As more and more Freak Show Friday submissions stack up at the Motorbiscuit headquarters we have many questions. Many Freak Shows are of the six-wheeled variety. Why? Why is this part of the Freak Show zeitgeist? What is the advantage? Why aren’t all vehicles of the six-wheel variety? These aren’t dually trucks. Is there any reason why freak builders choose a six-wheel wonder? We’ll try to figure out why this choice is part of a freak show feature.
Sometimes the most impractical manifestation of freak features is the six-wheel wonder. Normally a six-wheel setup is to disperse a load over more tires for stability and balance. If you’ve seen a house being moved it is placed on a flatbed that has multiple tires dispersing the load.
Anyway, aside from the freakishness of a car with six wheels we are at a loss of why anyone would go through the time, effort, expense, and eventual ridicule of creating these freaks. While we can’t justify or explain what we’re seeing, we can lend some info for your freakish entertainment.
We have no clue why anyone would imagine this let alone execute it
Our first example is this red Trabant fashioned after a London double-decker bus. We have no clue why anyone would imagine this let alone execute it. The Russian Trabants are considered a joke, and that’s being kind. This is no joke, nor is it a solution for any need or exhibiting any justification or function. Nonetheless, it makes for a great Freak Show Friday find.
The color coordination is well done. The end result is probably not
Next up is this Aussie dual-wheel shooting brake. It looks to have been fairly well-executed if not exactly justified. Again, the time, effort, and brainpower execution go way beyond the end result. The color coordination is well done. The end result is probably not.
We have no idea what this started as. We also have no idea what its intended purpose is, nor what drug the designer was on when he or she conceived this. The only assumption there is could be that something larger than a V16 is up front. Otherwise, how can one justify adding a second set of wheels in front? Does it make any sense? No, unless it’s Freak Show Friday. Then, it all comes together.
This started as a late-1960s Cadillac. What it has become is anybody’s guess
This started as a late-1960s stacked headlight Cadillac. What it has become is anybody’s guess. The builder obviously loves the long hood, short deck look. Unfortunately, this is not an attractive execution. The compressed passenger compartment is of concern. Can anybody fit in that thing? Would anybody want to?
From the photo, it looks to have been finished to a professional degree. Too bad the design was not handled by a professional. Had it been it would not have ended up looking like this.

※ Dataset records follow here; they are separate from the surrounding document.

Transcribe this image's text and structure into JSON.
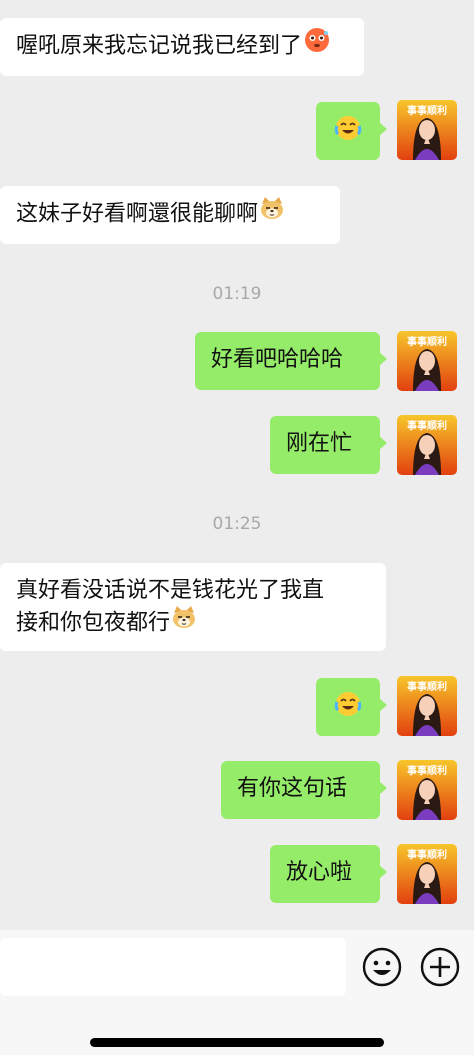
{
  "messages": [
    {
      "side": "left",
      "text": "喔吼原来我忘记说我已经到了",
      "emoji": "flushed-face"
    },
    {
      "side": "right",
      "text": "",
      "emoji": "crying-laughing-face"
    },
    {
      "side": "left",
      "text": "这妹子好看啊還很能聊啊",
      "emoji": "doge-face"
    },
    {
      "time": "01:19"
    },
    {
      "side": "right",
      "text": "好看吧哈哈哈"
    },
    {
      "side": "right",
      "text": "刚在忙"
    },
    {
      "time": "01:25"
    },
    {
      "side": "left",
      "text_line1": "真好看没话说不是钱花光了我直",
      "text_line2": "接和你包夜都行",
      "emoji": "doge-face"
    },
    {
      "side": "right",
      "text": "",
      "emoji": "crying-laughing-face"
    },
    {
      "side": "right",
      "text": "有你这句话"
    },
    {
      "side": "right",
      "text": "放心啦"
    }
  ],
  "avatar": {
    "banner_text": "事事顺利",
    "colors": {
      "bg_top": "#f7c62b",
      "bg_bottom": "#e2400f",
      "hair": "#2b1a13",
      "skin": "#f6d0b8",
      "robe": "#7c3cc0"
    }
  },
  "input_bar": {
    "emoji_icon": "smiley-face-icon",
    "plus_icon": "plus-circle-icon"
  },
  "colors": {
    "background": "#ededed",
    "bubble_self": "#95ec69",
    "bubble_other": "#ffffff",
    "timestamp": "#a8a8a8"
  }
}
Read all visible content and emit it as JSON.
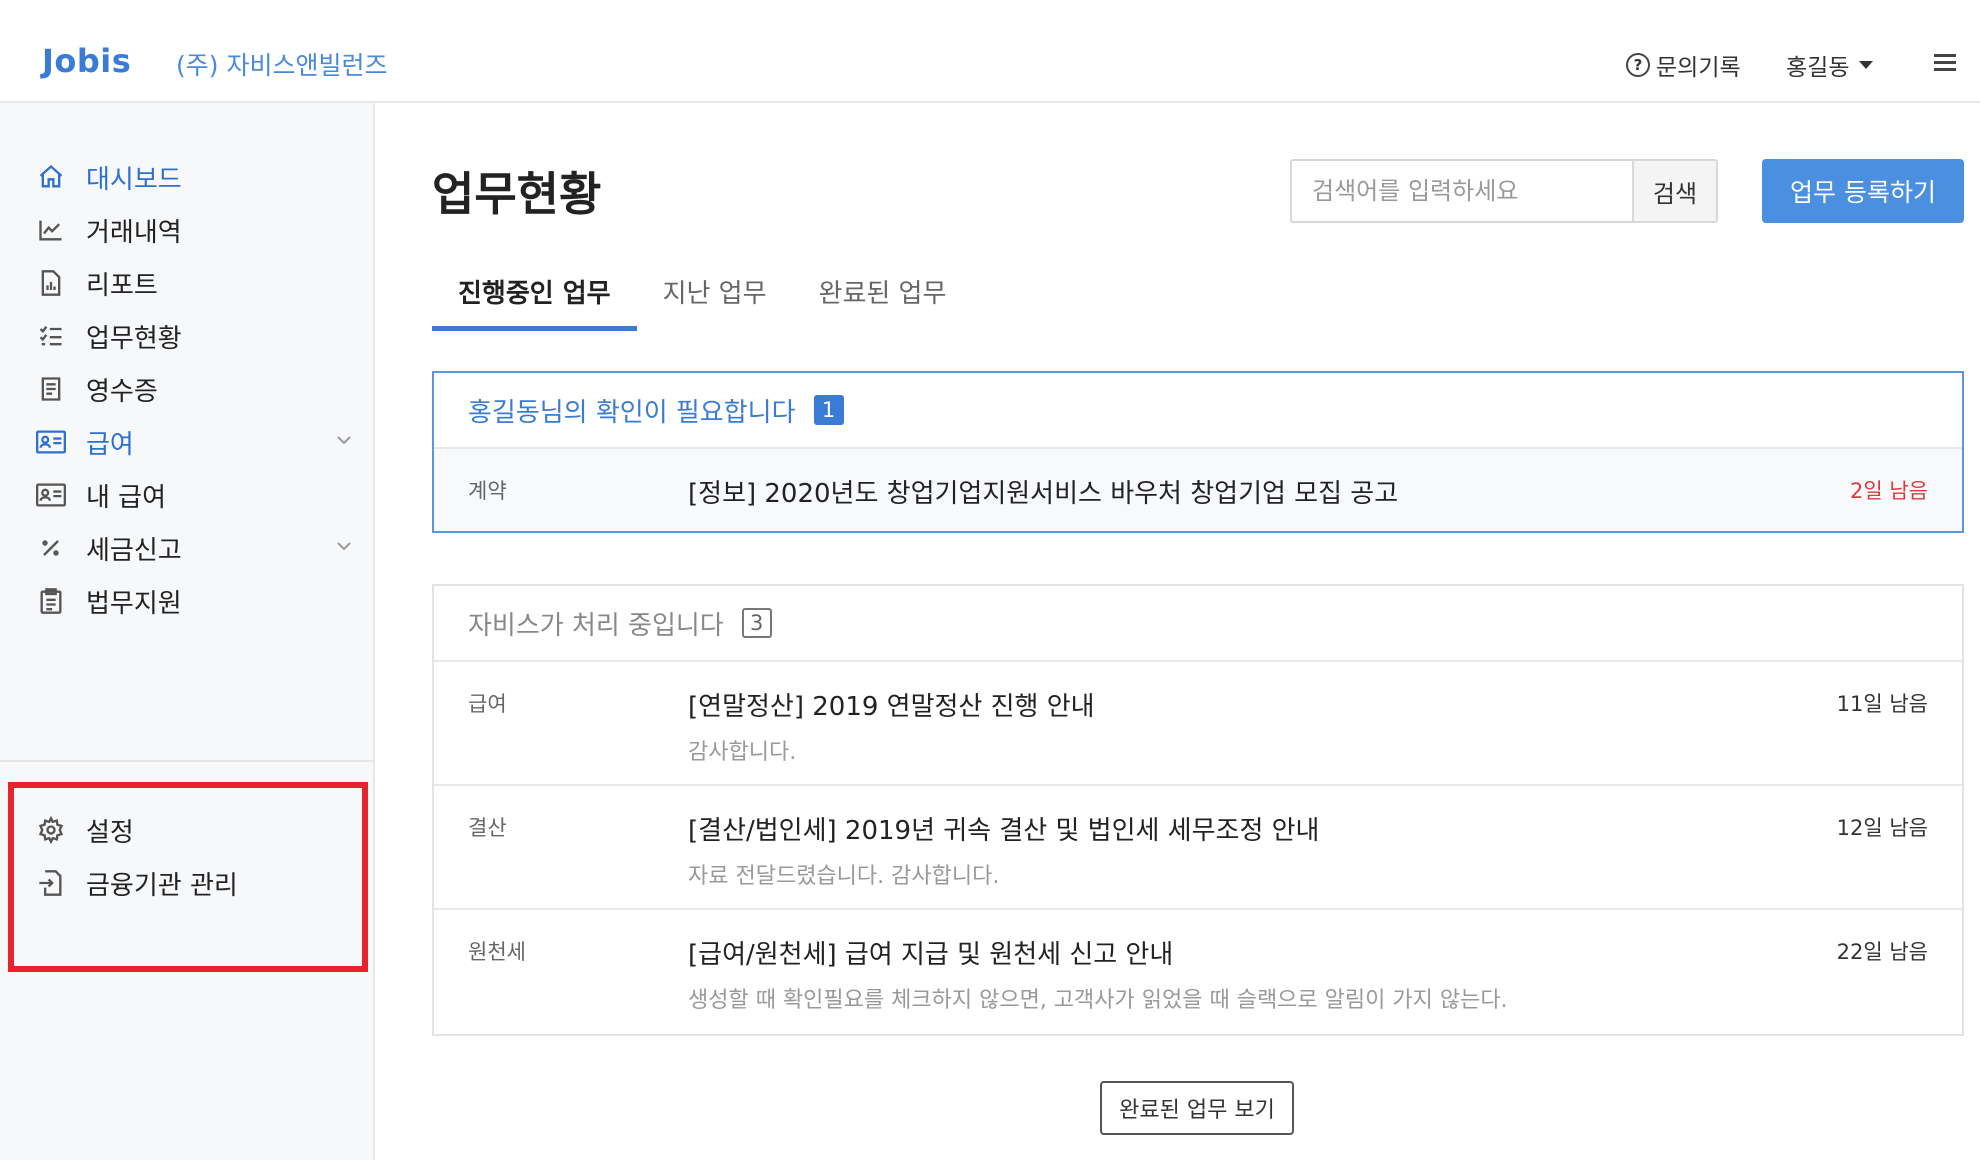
{
  "header": {
    "logo": "Jobis",
    "company": "(주) 자비스앤빌런즈",
    "inquiry_label": "문의기록",
    "user_name": "홍길동"
  },
  "sidebar": {
    "items": [
      {
        "label": "대시보드",
        "icon": "home-icon",
        "active": true
      },
      {
        "label": "거래내역",
        "icon": "chart-line-icon"
      },
      {
        "label": "리포트",
        "icon": "report-icon"
      },
      {
        "label": "업무현황",
        "icon": "checklist-icon"
      },
      {
        "label": "영수증",
        "icon": "receipt-icon"
      },
      {
        "label": "급여",
        "icon": "id-card-icon",
        "active": true,
        "expandable": true
      },
      {
        "label": "내 급여",
        "icon": "id-card-icon"
      },
      {
        "label": "세금신고",
        "icon": "percent-icon",
        "expandable": true
      },
      {
        "label": "법무지원",
        "icon": "clipboard-icon"
      }
    ],
    "bottom_items": [
      {
        "label": "설정",
        "icon": "gear-icon"
      },
      {
        "label": "금융기관 관리",
        "icon": "file-import-icon"
      }
    ]
  },
  "main": {
    "title": "업무현황",
    "search": {
      "placeholder": "검색어를 입력하세요",
      "button": "검색"
    },
    "register_button": "업무 등록하기",
    "tabs": [
      "진행중인 업무",
      "지난 업무",
      "완료된 업무"
    ],
    "confirm_section": {
      "title": "홍길동님의 확인이 필요합니다",
      "count": "1",
      "rows": [
        {
          "category": "계약",
          "title": "[정보] 2020년도 창업기업지원서비스 바우처 창업기업 모집 공고",
          "due": "2일 남음"
        }
      ]
    },
    "processing_section": {
      "title": "자비스가 처리 중입니다",
      "count": "3",
      "rows": [
        {
          "category": "급여",
          "title": "[연말정산] 2019 연말정산 진행 안내",
          "desc": "감사합니다.",
          "due": "11일 남음"
        },
        {
          "category": "결산",
          "title": "[결산/법인세] 2019년 귀속 결산 및 법인세 세무조정 안내",
          "desc": "자료 전달드렸습니다. 감사합니다.",
          "due": "12일 남음"
        },
        {
          "category": "원천세",
          "title": "[급여/원천세] 급여 지급 및 원천세 신고 안내",
          "desc": "생성할 때 확인필요를 체크하지 않으면, 고객사가 읽었을 때 슬랙으로 알림이 가지 않는다.",
          "due": "22일 남음"
        }
      ]
    },
    "view_completed_button": "완료된 업무 보기"
  },
  "colors": {
    "brand": "#3a7bd5",
    "primary_button": "#4a8fe0",
    "urgent": "#d93a3a",
    "highlight_box": "#e8232b"
  }
}
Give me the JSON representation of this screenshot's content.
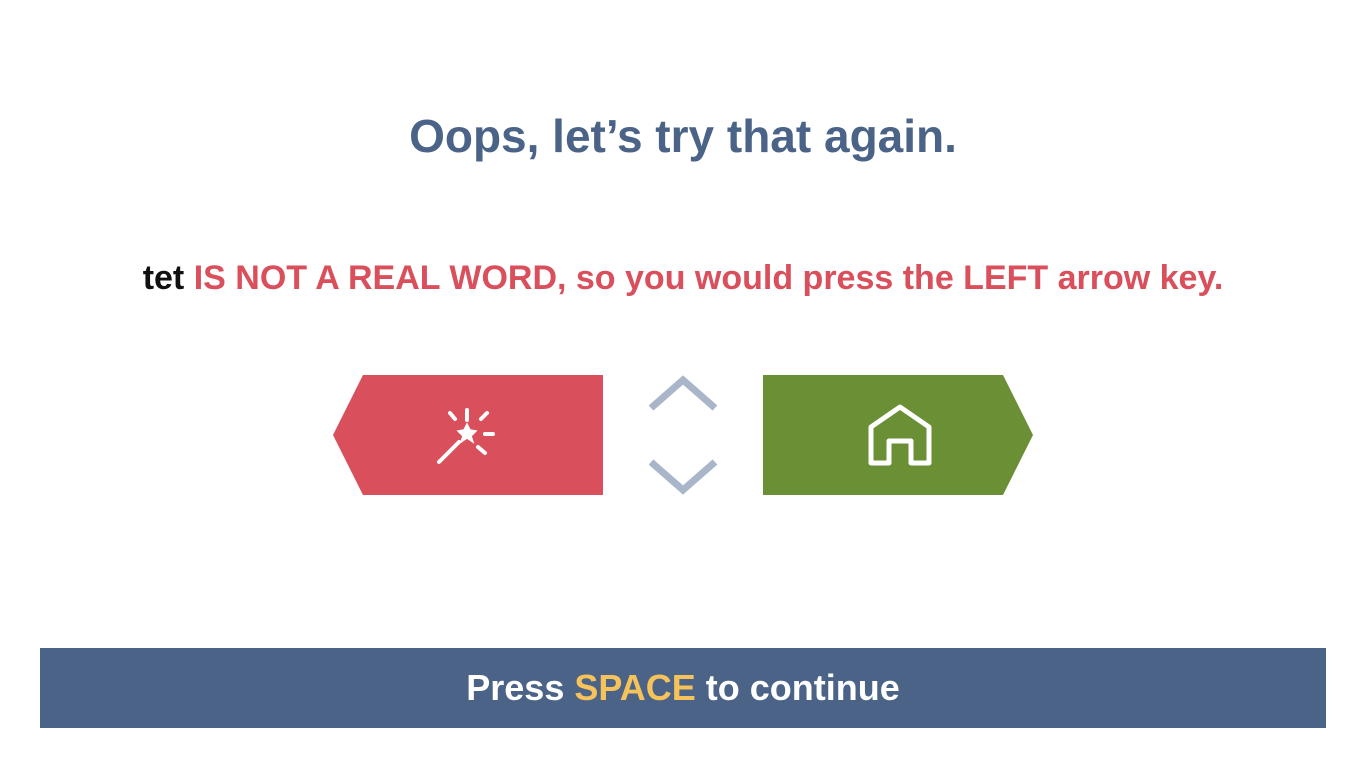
{
  "heading": "Oops, let’s try that again.",
  "feedback": {
    "word": "tet",
    "message": "IS NOT A REAL WORD, so you would press the LEFT arrow key."
  },
  "keys": {
    "left": {
      "icon": "magic-wand-icon",
      "color": "#d94f5c"
    },
    "right": {
      "icon": "house-icon",
      "color": "#6a8f35"
    },
    "up": {
      "icon": "chevron-up-icon",
      "color": "#a9b5c8"
    },
    "down": {
      "icon": "chevron-down-icon",
      "color": "#a9b5c8"
    }
  },
  "continue_bar": {
    "prefix": "Press",
    "key": "SPACE",
    "suffix": "to continue",
    "background": "#4a6387",
    "key_color": "#f5c25b"
  }
}
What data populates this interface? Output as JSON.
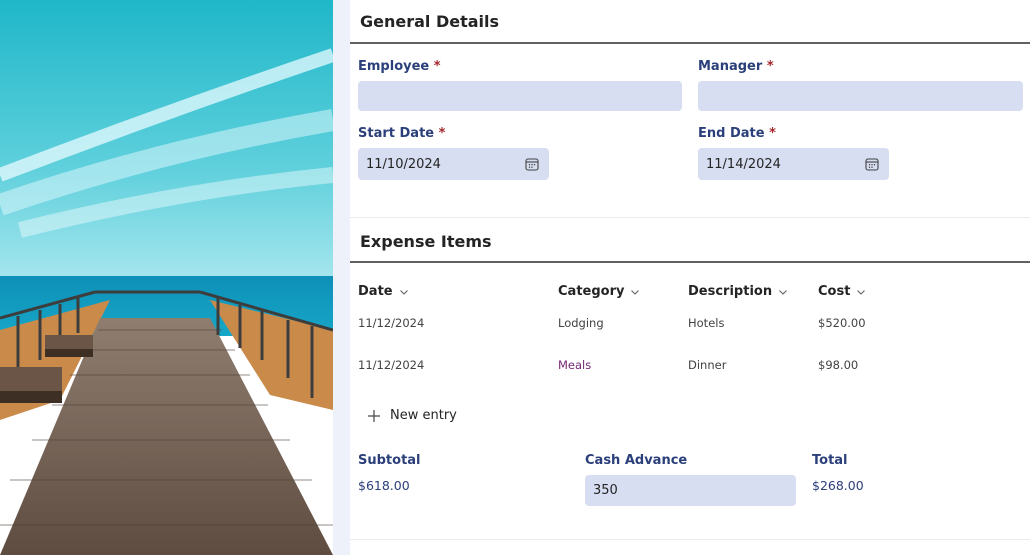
{
  "general": {
    "title": "General Details",
    "employee_label": "Employee",
    "employee_value": "",
    "manager_label": "Manager",
    "manager_value": "",
    "start_date_label": "Start Date",
    "start_date_value": "11/10/2024",
    "end_date_label": "End Date",
    "end_date_value": "11/14/2024",
    "required_mark": "*"
  },
  "expenses": {
    "title": "Expense Items",
    "columns": [
      "Date",
      "Category",
      "Description",
      "Cost"
    ],
    "rows": [
      {
        "date": "11/12/2024",
        "category": "Lodging",
        "description": "Hotels",
        "cost": "$520.00"
      },
      {
        "date": "11/12/2024",
        "category": "Meals",
        "description": "Dinner",
        "cost": "$98.00"
      }
    ],
    "new_entry_label": "New entry"
  },
  "totals": {
    "subtotal_label": "Subtotal",
    "subtotal_value": "$618.00",
    "cash_advance_label": "Cash Advance",
    "cash_advance_value": "350",
    "total_label": "Total",
    "total_value": "$268.00"
  },
  "icons": {
    "calendar": "calendar-icon",
    "chevron": "chevron-down-icon",
    "plus": "plus-icon"
  },
  "colors": {
    "label": "#2b3f7a",
    "field_bg": "#d7def1",
    "required": "#a4262c",
    "meals": "#742774"
  }
}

The proportions combined with the six-wheel setup make it imposing
Finally, an example of a vehicle that actually might need dual rear wheels. This also might need side stabilizers so as not to tip over on its side. The proportions combined with the six-wheel setup make it imposing. But imposing doesn’t necessarily make it good. Or worth the effort.
Again, we can’t fault the execution. But the concept and the ultimate result leaves one pondering why, and what was this person thinking? Or smoking? Or ingesting? We at Motorbiscuit can’t begin to answer any of those questions. Nor do we care. We relish in the continuing display of insane, freakish, unfathomable creations to present for your edification. Happy Freak Show Friday everyone!